Haven't needed it in years, understand myself pretty well at this point, but back in high school I used to go there a couple times a month.
There's a tree in the sunlight surrounded by a small field of grass about twice ankle height, it's bright, the grass is green, and definitely summer. The grass field isn't that big, maybe 10 meters in diameter, surounded by a ring of flowers that extends much further out towards forests, paths, mountains, hill crests, etc depending on direction. I always wake up there snoozing against the tree. There are two paths that leave the field through the flowers all around the ring of grass. one goes to a cave in a cliff face eventually, after I cross a river by jumping on slippery, flat stones while being mocked and taunted by a character that lives in the river... it's complicated. The Other is a bit longer, and leads up to a ridge overlooking a lake. I can keep going down towards the lake, but there is only a single dock at the end of the trail. if I go out to the edge of the dock and sit there, this is the place I am happiest. If I need to find answers to questions, I will swim out to a whirlpool that will take me down into an underwater cavern. Both caves have different kinds of answers with different characters that exist to help me sort out different types of problems. Both occasionally subject me to new tests that I don't consciously understand. I just know they are choices that need to be made and have some significance and meaning that maybe I am not ready to accept.
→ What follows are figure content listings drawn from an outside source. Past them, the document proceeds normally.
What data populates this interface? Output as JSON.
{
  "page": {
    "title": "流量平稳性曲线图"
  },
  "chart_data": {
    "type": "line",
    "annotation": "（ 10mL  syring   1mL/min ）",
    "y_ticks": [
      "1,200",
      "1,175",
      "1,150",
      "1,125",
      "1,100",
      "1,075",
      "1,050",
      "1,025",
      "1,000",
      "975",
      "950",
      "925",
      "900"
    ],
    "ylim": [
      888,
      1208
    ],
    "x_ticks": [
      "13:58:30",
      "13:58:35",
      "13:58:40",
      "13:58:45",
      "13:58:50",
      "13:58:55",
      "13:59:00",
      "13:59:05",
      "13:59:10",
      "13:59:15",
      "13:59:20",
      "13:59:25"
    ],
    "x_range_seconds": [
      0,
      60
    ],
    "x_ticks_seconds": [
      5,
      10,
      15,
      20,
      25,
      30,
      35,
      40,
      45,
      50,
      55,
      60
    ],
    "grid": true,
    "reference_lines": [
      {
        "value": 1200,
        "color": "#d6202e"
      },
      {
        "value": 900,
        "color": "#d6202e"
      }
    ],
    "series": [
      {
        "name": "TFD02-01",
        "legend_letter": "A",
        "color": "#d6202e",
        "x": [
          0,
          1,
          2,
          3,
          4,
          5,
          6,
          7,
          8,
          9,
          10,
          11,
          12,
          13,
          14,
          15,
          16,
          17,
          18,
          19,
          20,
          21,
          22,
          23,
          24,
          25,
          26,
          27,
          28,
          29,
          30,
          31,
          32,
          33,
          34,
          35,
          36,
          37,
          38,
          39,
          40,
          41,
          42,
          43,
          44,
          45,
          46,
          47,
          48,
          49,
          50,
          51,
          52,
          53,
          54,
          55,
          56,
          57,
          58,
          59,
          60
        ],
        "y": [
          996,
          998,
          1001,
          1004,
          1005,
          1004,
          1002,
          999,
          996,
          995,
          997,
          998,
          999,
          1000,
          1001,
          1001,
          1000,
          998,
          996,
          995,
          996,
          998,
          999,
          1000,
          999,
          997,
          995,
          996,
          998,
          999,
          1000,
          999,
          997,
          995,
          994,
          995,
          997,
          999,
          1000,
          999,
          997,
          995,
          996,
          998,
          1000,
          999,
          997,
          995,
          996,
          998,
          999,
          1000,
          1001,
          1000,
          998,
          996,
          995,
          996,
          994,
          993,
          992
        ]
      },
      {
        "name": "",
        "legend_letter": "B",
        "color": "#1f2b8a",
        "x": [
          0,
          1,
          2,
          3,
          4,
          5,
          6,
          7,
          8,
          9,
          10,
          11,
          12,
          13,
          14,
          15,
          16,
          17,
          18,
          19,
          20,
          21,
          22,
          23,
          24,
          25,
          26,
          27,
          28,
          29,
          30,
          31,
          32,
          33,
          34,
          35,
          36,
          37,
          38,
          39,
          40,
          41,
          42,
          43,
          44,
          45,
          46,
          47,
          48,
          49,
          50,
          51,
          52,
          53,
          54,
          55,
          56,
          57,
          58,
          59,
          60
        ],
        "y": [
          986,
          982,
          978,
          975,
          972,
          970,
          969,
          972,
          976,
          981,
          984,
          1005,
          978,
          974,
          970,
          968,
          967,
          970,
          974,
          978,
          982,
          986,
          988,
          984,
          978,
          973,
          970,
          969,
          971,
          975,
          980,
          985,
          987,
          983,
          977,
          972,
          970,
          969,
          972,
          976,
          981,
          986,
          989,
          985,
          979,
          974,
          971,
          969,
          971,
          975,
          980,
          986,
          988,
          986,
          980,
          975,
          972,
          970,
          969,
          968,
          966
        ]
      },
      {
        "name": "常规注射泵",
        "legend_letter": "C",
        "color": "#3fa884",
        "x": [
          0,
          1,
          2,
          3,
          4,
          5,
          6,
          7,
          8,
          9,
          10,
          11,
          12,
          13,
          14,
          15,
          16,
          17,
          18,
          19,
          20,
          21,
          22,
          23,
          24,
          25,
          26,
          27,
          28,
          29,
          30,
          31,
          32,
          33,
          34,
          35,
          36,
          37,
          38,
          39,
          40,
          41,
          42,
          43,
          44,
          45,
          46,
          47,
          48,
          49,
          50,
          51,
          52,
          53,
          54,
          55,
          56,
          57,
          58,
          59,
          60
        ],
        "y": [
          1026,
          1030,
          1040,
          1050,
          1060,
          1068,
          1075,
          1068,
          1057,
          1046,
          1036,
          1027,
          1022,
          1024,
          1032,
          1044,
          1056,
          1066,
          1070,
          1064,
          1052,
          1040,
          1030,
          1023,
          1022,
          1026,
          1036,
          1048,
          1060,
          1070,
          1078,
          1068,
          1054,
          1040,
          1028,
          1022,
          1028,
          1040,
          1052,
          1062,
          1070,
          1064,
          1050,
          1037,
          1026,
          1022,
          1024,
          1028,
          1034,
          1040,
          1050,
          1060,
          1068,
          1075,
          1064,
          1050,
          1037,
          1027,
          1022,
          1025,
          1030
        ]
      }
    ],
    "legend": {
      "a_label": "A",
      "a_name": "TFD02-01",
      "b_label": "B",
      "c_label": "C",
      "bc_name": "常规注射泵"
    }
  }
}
My happiness is primarily based on my value system syncing with my actions, so when that was out of sync, this place is one of the more drastic resorts I used to employ to discover how to tweak my conscious understanding of my value system to better match the unconscious one that demands fulfillment with every action I take.
Of course, I didn't understand it like that when I was using it
My haven is a island seashore lit in a perpetual golden sunset, or sunrise (I don't know which). And I'd have a Peter Pan-like friend who'd take me on adventures around the island, from catching fish and picking fruit and frying them over burning firewood to camping out in a cosy beach cave.
Heh come to think of it my haven is actually pretty cool. Gotta go back some time. Maybe this time we'll go boating, or we'll canoe up the river and into the jungle.
My happy, safe place exists in my mind, of course. I think of those I love - my parents, my sister, my few close friends who have stood the test of time and enrich and inspire me. I'll get into my jammies and just think about these individuals, the wonders of my humble world, and I'll find a slice of happy, however fleeting it is. I believe knowing I'm loved keeps my spirit alive and well. And knowing I love, too.
heaven = haven. so will know about it once am down under
now, will the soul enter in one? A place where I have been, What i see and know of - 'the hall' ?
does the soul have the 'hall' in life where exists all norms of actions, commited by fellow souls? been there? everyday?
does it shake one ever? suck the veins of the living spirit, and to ask: why am i living?
welcome to the hall. hall=hell
and somewhere for a nanosecond, yes a small portal i step into that reaffirms my existence - the haven.